Otherwise, I struggle with the day-to-day challenges of an illness that can be controlled (erratically) but not cured, especially knowing that I fall into the 10% of cases that are medication resistant. I am intensely self-vigilant, desperately lonely, and determined to prove that I am no less than anyone else and that I can still be productive--I'm down but not out, useful and not a throw-away.

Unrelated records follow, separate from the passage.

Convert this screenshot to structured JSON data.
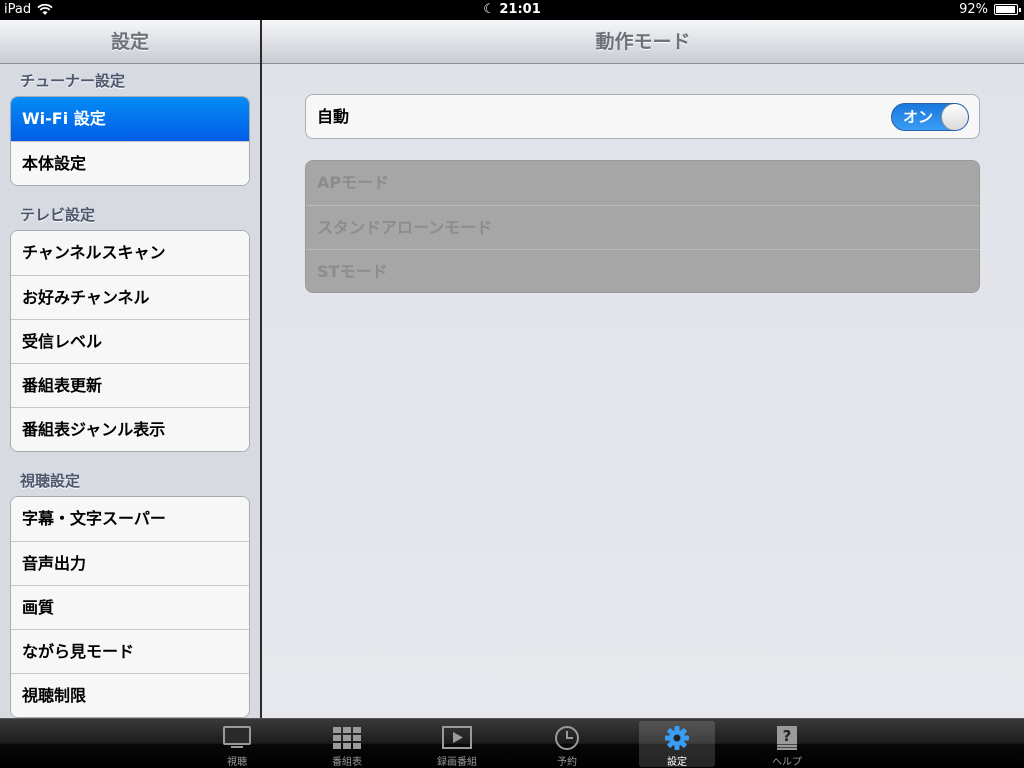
{
  "status_bar": {
    "device": "iPad",
    "time": "21:01",
    "battery": "92%"
  },
  "master": {
    "title": "設定",
    "sections": [
      {
        "header": "チューナー設定",
        "items": [
          "Wi-Fi 設定",
          "本体設定"
        ]
      },
      {
        "header": "テレビ設定",
        "items": [
          "チャンネルスキャン",
          "お好みチャンネル",
          "受信レベル",
          "番組表更新",
          "番組表ジャンル表示"
        ]
      },
      {
        "header": "視聴設定",
        "items": [
          "字幕・文字スーパー",
          "音声出力",
          "画質",
          "ながら見モード",
          "視聴制限"
        ]
      }
    ]
  },
  "detail": {
    "title": "動作モード",
    "auto": {
      "label": "自動",
      "toggle_text": "オン"
    },
    "modes": [
      "APモード",
      "スタンドアローンモード",
      "STモード"
    ]
  },
  "tabbar": {
    "tabs": [
      {
        "label": "視聴",
        "icon": "tv-icon"
      },
      {
        "label": "番組表",
        "icon": "grid-icon"
      },
      {
        "label": "録画番組",
        "icon": "play-icon"
      },
      {
        "label": "予約",
        "icon": "clock-icon"
      },
      {
        "label": "設定",
        "icon": "gear-icon"
      },
      {
        "label": "ヘルプ",
        "icon": "help-icon"
      }
    ]
  },
  "colors": {
    "selected_blue": "#015de6",
    "toggle_blue": "#1a78de"
  }
}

Having said that, what I really want is to stop everything, find quiet, and never need to leave my house or have to talk to anyone. It would be such a relief to stop worrying about whether or not I'm behaving OK, thinking normally, keeping paranoia at bay, etc. Mostly, though, I wouldn't have to act like I feel OK when I don't. I will probably always have subclinical depression, I will be wracked with anxiety, I will make mistakes due to my cognitive deficits, and I will have suicide ideation on a daily basis, but it would all be easier if I didn't have to see anyone or do anything. Having the nervous system/muscle spasming issue adds an intense layer of additional stress to my life. I feel like my life is very, very hard, but nobody except Jolie and Frank seem to understand and appreciate the full implications of that. And that's OK.

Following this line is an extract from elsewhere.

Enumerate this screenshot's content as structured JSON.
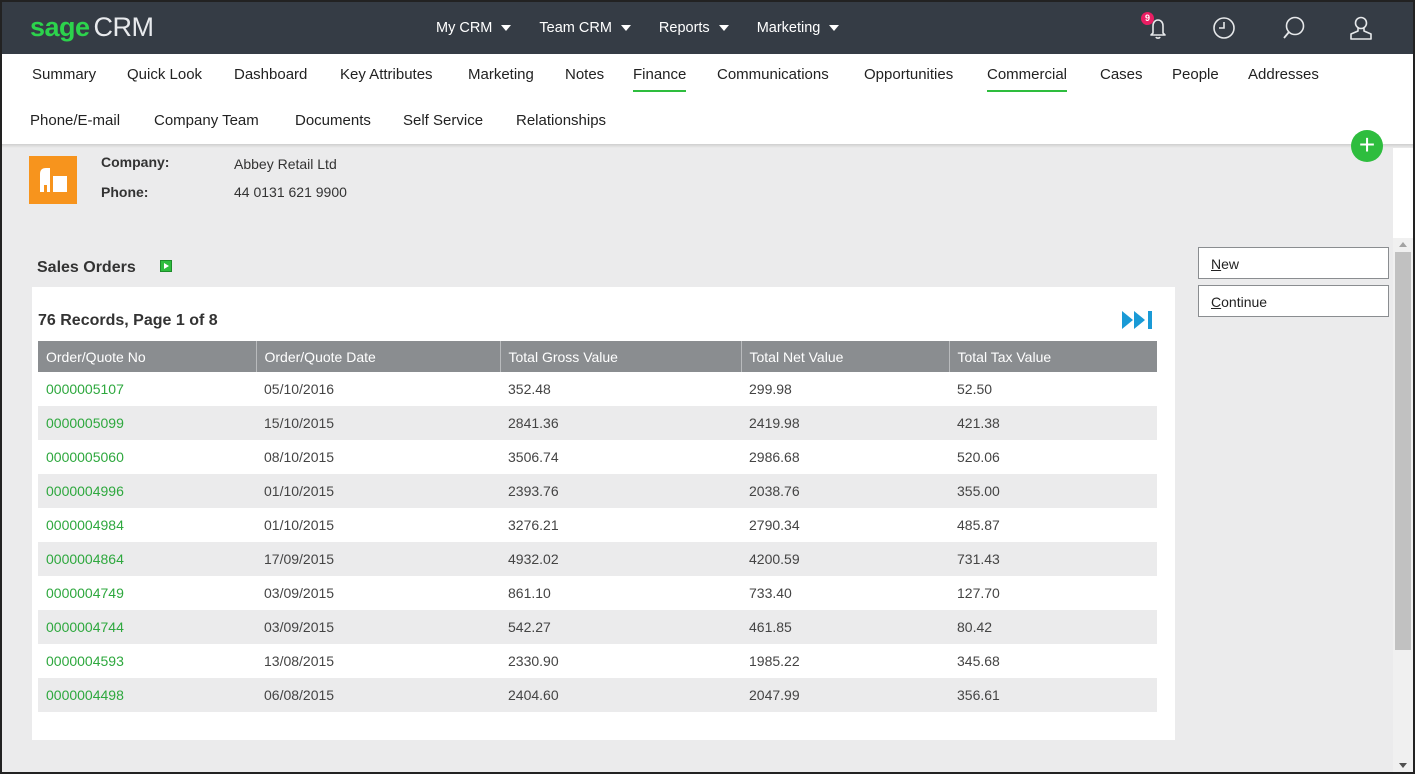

I hope this gives you some insight into why I harbor some frustration about my relationships. Now that I've said all of that, I promise I will stop talking about it! Thanks for listening.

1 comment:

Ethereal Highway said...

"I wouldn't have to act like I feel OK when I don't."

That is exactly why I live the way that I do. Too much of that kind of acting wipes me out every time. I hope you won't beat yourself up for not wanting to act. Brief periods of acting might have their place, but it is not normal to live life just 'acting'. It just isn't. Something will eventually blow like that.